The Runaway Alliance, a parents group, saw these provisions as needed to provide the structure and discipline to bring children back from the brink.
Their views are backed by the tale of Ruth Goode, Jones's daughter by a previous marriage. Ruth, now 16 and living with Jones near Tacoma, says it was the stringent runaway laws of Kentucky that finally saved her.
''If I didn't go there, then I would probably be running away still or be dead,'' she says. Ruth left behind gang violence when she fled to her native Kentucky in 1993. By this time, she says, ''running'' had become her way of dealing with problems.
Kentucky's law stopped her long enough to break the pattern. After being picked up a third time, runaways there are put in secure group homes. At first, Ruth says she wanted to leave the home. But she couldn't. Doing chores and attending an alternative school, Ruth gradually gained self-confidence. Through the example of one woman who worked there, ''I found God,'' she says.

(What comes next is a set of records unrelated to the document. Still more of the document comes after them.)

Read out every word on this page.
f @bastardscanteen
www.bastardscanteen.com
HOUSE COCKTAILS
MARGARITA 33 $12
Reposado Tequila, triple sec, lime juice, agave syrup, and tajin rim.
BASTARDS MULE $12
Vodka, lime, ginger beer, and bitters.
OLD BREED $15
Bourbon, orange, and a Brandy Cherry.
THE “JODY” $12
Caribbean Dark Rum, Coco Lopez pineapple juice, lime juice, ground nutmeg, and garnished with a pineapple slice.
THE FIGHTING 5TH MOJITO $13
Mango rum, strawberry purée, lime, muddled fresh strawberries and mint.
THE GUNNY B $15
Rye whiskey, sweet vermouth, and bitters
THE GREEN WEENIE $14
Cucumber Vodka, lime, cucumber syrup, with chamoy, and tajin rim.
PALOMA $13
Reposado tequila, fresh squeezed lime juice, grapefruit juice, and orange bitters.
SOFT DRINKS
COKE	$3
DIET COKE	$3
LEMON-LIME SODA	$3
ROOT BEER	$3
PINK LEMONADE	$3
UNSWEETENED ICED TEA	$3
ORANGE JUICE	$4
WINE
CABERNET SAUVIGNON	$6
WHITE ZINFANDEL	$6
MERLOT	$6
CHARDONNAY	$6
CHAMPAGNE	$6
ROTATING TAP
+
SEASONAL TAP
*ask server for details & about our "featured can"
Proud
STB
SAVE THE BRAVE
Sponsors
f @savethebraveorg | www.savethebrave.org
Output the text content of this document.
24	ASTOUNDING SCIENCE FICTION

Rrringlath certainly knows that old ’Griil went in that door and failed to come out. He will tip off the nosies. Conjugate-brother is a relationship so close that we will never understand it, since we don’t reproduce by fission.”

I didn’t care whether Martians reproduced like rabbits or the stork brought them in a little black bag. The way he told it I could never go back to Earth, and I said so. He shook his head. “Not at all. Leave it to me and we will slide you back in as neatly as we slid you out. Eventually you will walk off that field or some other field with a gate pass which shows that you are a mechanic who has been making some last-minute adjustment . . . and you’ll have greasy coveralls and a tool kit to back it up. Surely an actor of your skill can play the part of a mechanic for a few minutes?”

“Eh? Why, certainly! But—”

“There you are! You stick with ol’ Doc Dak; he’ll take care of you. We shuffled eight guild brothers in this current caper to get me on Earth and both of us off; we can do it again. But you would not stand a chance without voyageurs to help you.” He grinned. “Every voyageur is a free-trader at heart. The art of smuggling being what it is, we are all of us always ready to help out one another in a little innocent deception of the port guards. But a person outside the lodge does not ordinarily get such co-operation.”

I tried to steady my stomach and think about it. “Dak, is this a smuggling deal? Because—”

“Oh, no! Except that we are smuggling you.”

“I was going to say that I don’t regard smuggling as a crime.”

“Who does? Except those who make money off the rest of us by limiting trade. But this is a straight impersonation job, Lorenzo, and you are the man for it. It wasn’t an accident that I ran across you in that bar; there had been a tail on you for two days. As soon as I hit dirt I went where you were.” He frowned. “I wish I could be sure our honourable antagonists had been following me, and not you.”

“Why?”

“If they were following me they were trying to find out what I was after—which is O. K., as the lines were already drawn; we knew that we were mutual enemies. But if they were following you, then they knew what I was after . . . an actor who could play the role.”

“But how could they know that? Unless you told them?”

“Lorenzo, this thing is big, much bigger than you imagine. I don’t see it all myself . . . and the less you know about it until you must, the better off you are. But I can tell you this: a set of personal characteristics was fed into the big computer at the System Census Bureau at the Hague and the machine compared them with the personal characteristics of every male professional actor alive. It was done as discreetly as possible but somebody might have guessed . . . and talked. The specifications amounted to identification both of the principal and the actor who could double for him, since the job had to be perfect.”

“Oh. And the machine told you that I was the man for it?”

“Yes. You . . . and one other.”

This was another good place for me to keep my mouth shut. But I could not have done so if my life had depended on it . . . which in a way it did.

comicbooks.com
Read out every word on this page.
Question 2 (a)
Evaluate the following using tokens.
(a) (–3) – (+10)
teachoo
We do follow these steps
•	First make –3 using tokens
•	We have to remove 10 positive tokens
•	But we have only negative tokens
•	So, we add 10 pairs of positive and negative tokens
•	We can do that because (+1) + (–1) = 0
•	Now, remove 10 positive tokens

Her mother worries that Washington State's new law still wouldn't save someone like Ruth, who was never addicted to hard drugs, though she used marijuana and alcohol.
Still, Phil Sullivan, associate director of Youth Care, a Seattle shelter, argues a return to the pre-1974 lock-up approach ''could easily push young people further underground'' rather than help them. This is because many homeless youths are trying to escape troubled homes and feel betrayed by authority figures.
Youth Care says 35 percent of the runaways it sees fled physical abuse at home; 11 percent were sexually abused by their parents; and 34 percent ran from a parent with drug or alcohol problems.
Requiring shelters to notify parents within eight hours would keep many runaways from coming in off the streets, Mr. Sullivan says. Shelters, in turn, are often a transitional stage toward returning home or getting placed in a foster home.
Sullivan is also concerned about the provision for police to take runaways home. Although youths will not be returned home if they allege abuse, those who suffer abuse often are not quick to talk about it, he says.
Jim Theofolis, a therapist at Youth Care's shelter, says he generally supports the new law, after the vetoes. He asserts that the age-of-consent boost, allowing forced drug or mental-health treatment, ''alone will address 90 percent of the concerns raised by parents.''
That change promises to help Denise and Dwayne Dickinson, whose teenage daughter has been on in and out of treatment six times. In July, when the new law becomes effective, the Clarkston, Wash., couple hopes to get their daughter into secure drug treatment.
Mrs. Dickinson, who founded the Runaway Alliance, says street youths too often fall prey to scourges such as drugs, violence, and prostitution. She says her daughter lived for a while with a 38-year-old man who gave her drugs in exchange for sex, meanwhile prostituting other girls.
No one expects the new law to be a quick fix for the many-faceted runaway problem. But Dickinson says she hopes it will be an improvement.